ARI SHAPIRO, HOST:
Bon Iver's debut album was sparse - mainly acoustic guitar and the falsetto singing of the group's mastermind, Justin Vernon.
(SOUNDBITE OF SONG, "SKINNY LOVE")
BON IVER: (Singing) Come on, skinny love, just last a year. Pour a little salt. We were never here. My, my, my, my, my, my, my, my.
SHAPIRO: That was 2007. Since then, Bon Iver's sound has evolved. The group has just released its third album "22, A Million." Critic Will Hermes says it's one of the best so far this year.
(SOUNDBITE OF BON IVER SONG, "10 DEATH BREAST")
WILL HERMES, BYLINE: Shortly after Justin Vernon released the first two songs from the new Bon Iver record, the group's Facebook page was full of irate fans complaining about the electronic gadgets and chipmunk vocals. The guys' first record was recorded in a hunting cabin and sounded something like old-fashioned folk music. This album definitely doesn't.
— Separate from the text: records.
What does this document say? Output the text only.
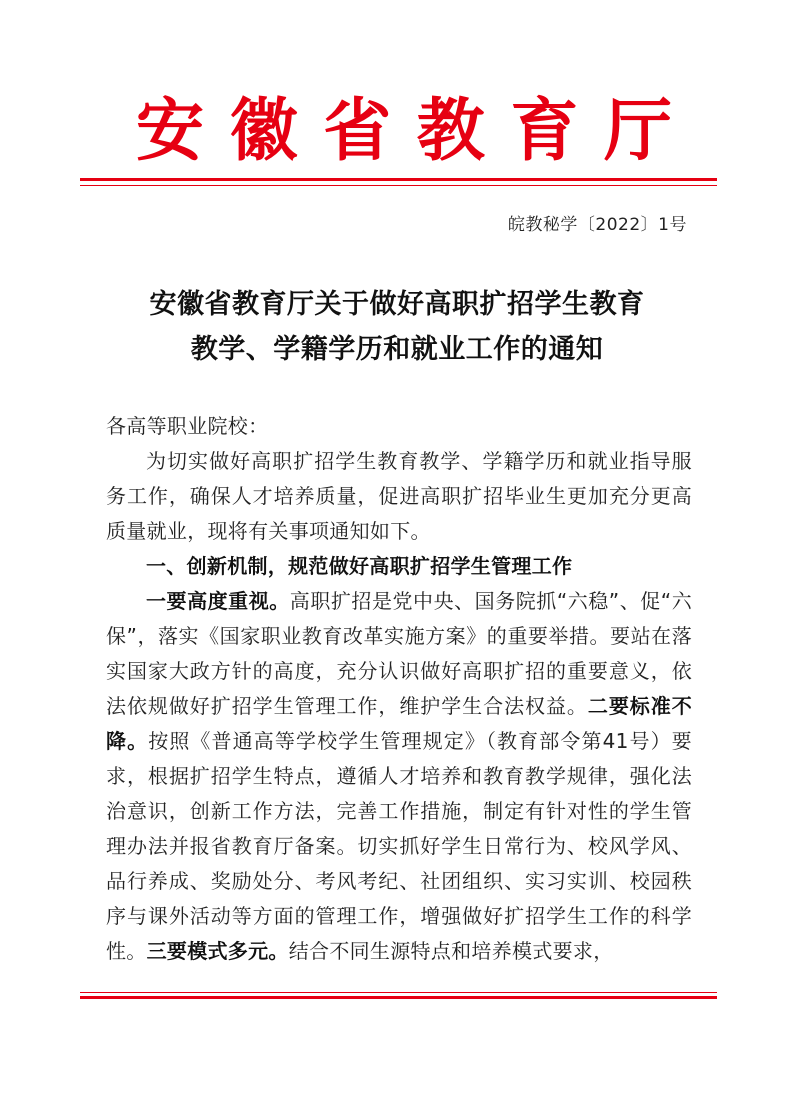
安 徽 省 教 育 厅
皖教秘学〔2022〕1号
安徽省教育厅关于做好高职扩招学生教育
教学、学籍学历和就业工作的通知

各高等职业院校：

为切实做好高职扩招学生教育教学、学籍学历和就业指导服务工作，确保人才培养质量，促进高职扩招毕业生更加充分更高质量就业，现将有关事项通知如下。

一、创新机制，规范做好高职扩招学生管理工作

一要高度重视。高职扩招是党中央、国务院抓“六稳”、促“六保”，落实《国家职业教育改革实施方案》的重要举措。要站在落实国家大政方针的高度，充分认识做好高职扩招的重要意义，依法依规做好扩招学生管理工作，维护学生合法权益。二要标准不降。按照《普通高等学校学生管理规定》（教育部令第41号）要求，根据扩招学生特点，遵循人才培养和教育教学规律，强化法治意识，创新工作方法，完善工作措施，制定有针对性的学生管理办法并报省教育厅备案。切实抓好学生日常行为、校风学风、品行养成、奖励处分、考风考纪、社团组织、实习实训、校园秩序与课外活动等方面的管理工作，增强做好扩招学生工作的科学性。三要模式多元。结合不同生源特点和培养模式要求，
(SOUNDBITE OF SONG, "10 DEATH BREAST")
BON IVER: (Singing) I've been sleeping in a stable, mate. Not going to do you no favors. But I got to see you trying.
HERMES: But the more I listened to this record, the more I came to realize that, in 2016, electronic music is folk music. Computers are how millions of people around the world make music. They've leveled the playing field and defined popular music for years. The question is, how do you use them to make music that's soulful? That, Vernon knows how to do.
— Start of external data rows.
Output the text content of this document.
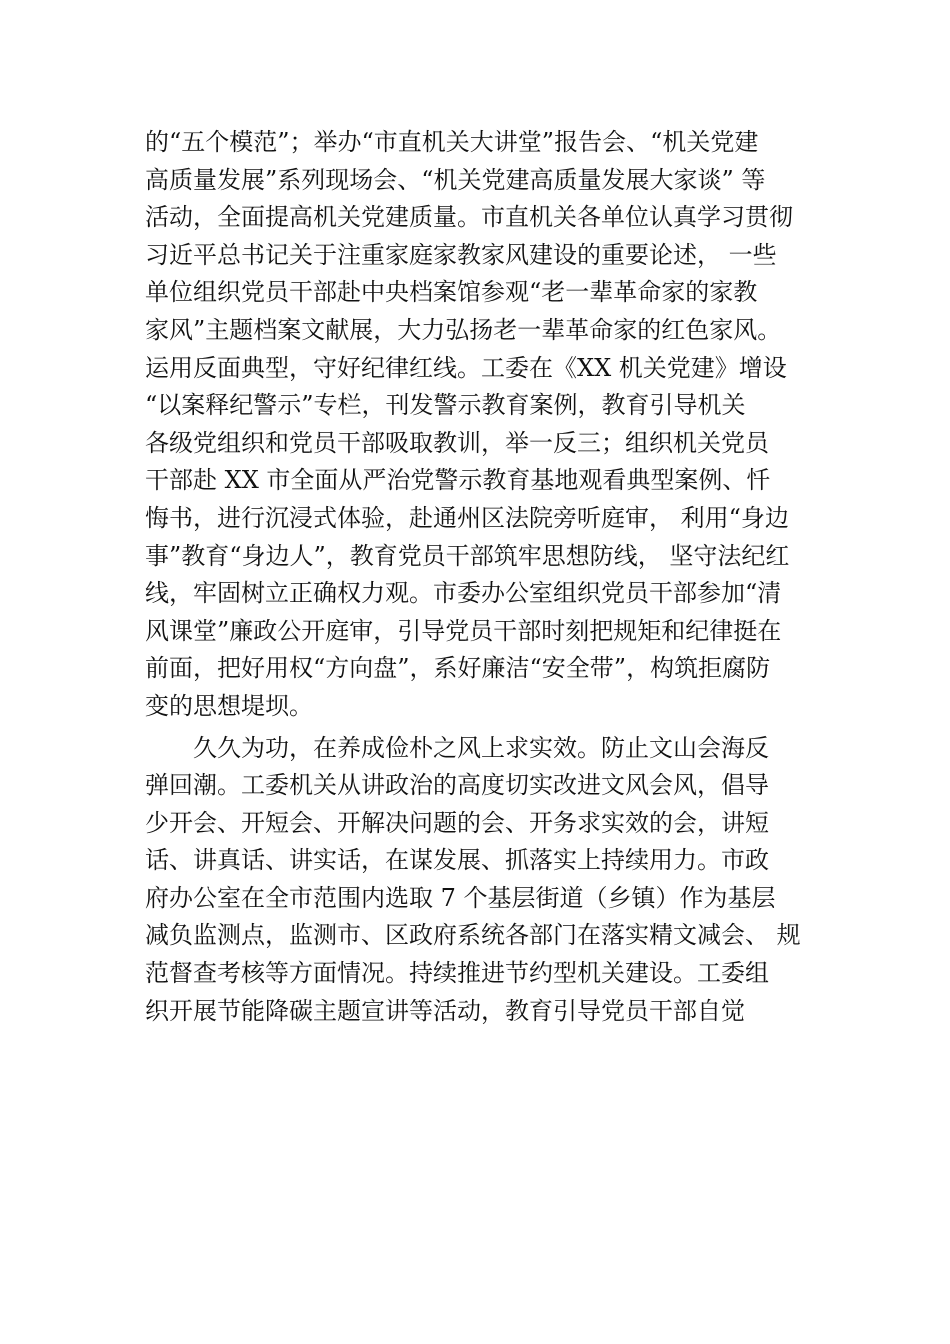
的“五个模范”；举办“市直机关大讲堂”报告会、“机关党建
高质量发展”系列现场会、“机关党建高质量发展大家谈” 等
活动，全面提高机关党建质量。市直机关各单位认真学习贯彻
习近平总书记关于注重家庭家教家风建设的重要论述， 一些
单位组织党员干部赴中央档案馆参观“老一辈革命家的家教
家风”主题档案文献展，大力弘扬老一辈革命家的红色家风。
运用反面典型，守好纪律红线。工委在《XX 机关党建》增设
“以案释纪警示”专栏，刊发警示教育案例，教育引导机关
各级党组织和党员干部吸取教训，举一反三；组织机关党员
干部赴 XX 市全面从严治党警示教育基地观看典型案例、忏
悔书，进行沉浸式体验，赴通州区法院旁听庭审， 利用“身边
事”教育“身边人”，教育党员干部筑牢思想防线， 坚守法纪红
线，牢固树立正确权力观。市委办公室组织党员干部参加“清
风课堂”廉政公开庭审，引导党员干部时刻把规矩和纪律挺在
前面，把好用权“方向盘”，系好廉洁“安全带”，构筑拒腐防
变的思想堤坝。
久久为功，在养成俭朴之风上求实效。防止文山会海反
弹回潮。工委机关从讲政治的高度切实改进文风会风，倡导
少开会、开短会、开解决问题的会、开务求实效的会，讲短
话、讲真话、讲实话，在谋发展、抓落实上持续用力。市政
府办公室在全市范围内选取 7 个基层街道（乡镇）作为基层
减负监测点，监测市、区政府系统各部门在落实精文减会、 规
范督查考核等方面情况。持续推进节约型机关建设。工委组
织开展节能降碳主题宣讲等活动，教育引导党员干部自觉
(SOUNDBITE OF SONG, "715 - CREEKS")
BON IVER: (Singing) Toiling with your blood, I remember something. In B, un-rationed kissing on a night second to last. Finding both your hands as second sun came past the glass. And, oh, I know it felt right, and I had you in my grasp.
HERMES: That sort of vocal processing is really just a logical extension of how Vernon already alters his voice in his trademark falsetto.
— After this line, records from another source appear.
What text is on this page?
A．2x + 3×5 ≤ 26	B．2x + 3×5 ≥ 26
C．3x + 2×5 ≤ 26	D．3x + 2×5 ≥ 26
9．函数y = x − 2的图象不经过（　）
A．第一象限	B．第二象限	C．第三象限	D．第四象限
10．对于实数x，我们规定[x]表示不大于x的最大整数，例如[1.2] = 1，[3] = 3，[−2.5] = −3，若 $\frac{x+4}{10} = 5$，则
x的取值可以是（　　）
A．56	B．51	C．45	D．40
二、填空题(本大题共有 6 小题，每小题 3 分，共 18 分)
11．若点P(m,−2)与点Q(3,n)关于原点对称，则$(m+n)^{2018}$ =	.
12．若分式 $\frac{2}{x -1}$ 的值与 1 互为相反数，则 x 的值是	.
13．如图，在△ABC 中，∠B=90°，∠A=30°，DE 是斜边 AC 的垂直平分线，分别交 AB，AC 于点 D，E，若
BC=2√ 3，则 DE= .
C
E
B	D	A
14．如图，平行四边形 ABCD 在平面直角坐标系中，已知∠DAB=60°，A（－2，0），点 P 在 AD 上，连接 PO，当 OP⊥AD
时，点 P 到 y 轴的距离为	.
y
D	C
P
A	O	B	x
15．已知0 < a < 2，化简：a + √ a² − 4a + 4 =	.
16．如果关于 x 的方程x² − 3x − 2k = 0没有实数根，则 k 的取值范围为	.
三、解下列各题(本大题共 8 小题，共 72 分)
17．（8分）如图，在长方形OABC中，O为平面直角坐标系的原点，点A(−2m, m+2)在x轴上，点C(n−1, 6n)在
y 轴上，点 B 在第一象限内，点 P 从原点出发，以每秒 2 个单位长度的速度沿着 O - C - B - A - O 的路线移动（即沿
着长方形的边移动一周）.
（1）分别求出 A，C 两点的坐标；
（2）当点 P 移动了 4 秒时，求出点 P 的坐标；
(SOUNDBITE OF SONG, "22 - OVER SOON")
BON IVER: (Singing) Where are you going to look for confirmation and if it's ever going to happen? So as I'm standing at the station, it might be over soon.
HERMES: Musically, this record showcases more than just electronics. There are magnificent saxophone arrangements, a fair amount of acoustic guitar and samples of recordings, both old and new. The result is like a hall of mirrors - music made by hand with wood and microchips that blurs folk, R&B, pop and gospel into something beyond genre. At least one person on the Bon Iver Facebook page thought this new music was even better than the group's earlier recordings. And I have to say, I'm with them. As of right now, I haven't heard a more compelling record all year.
(SOUNDBITE OF SONG, "29 #STRAFFORD APTS")
BON IVER: (Singing) Motor up and get your own, oh. And yeah, you're on your own.
SHAPIRO: Bon Iver's new album is "22, A Million." Our critic is Will Hermes.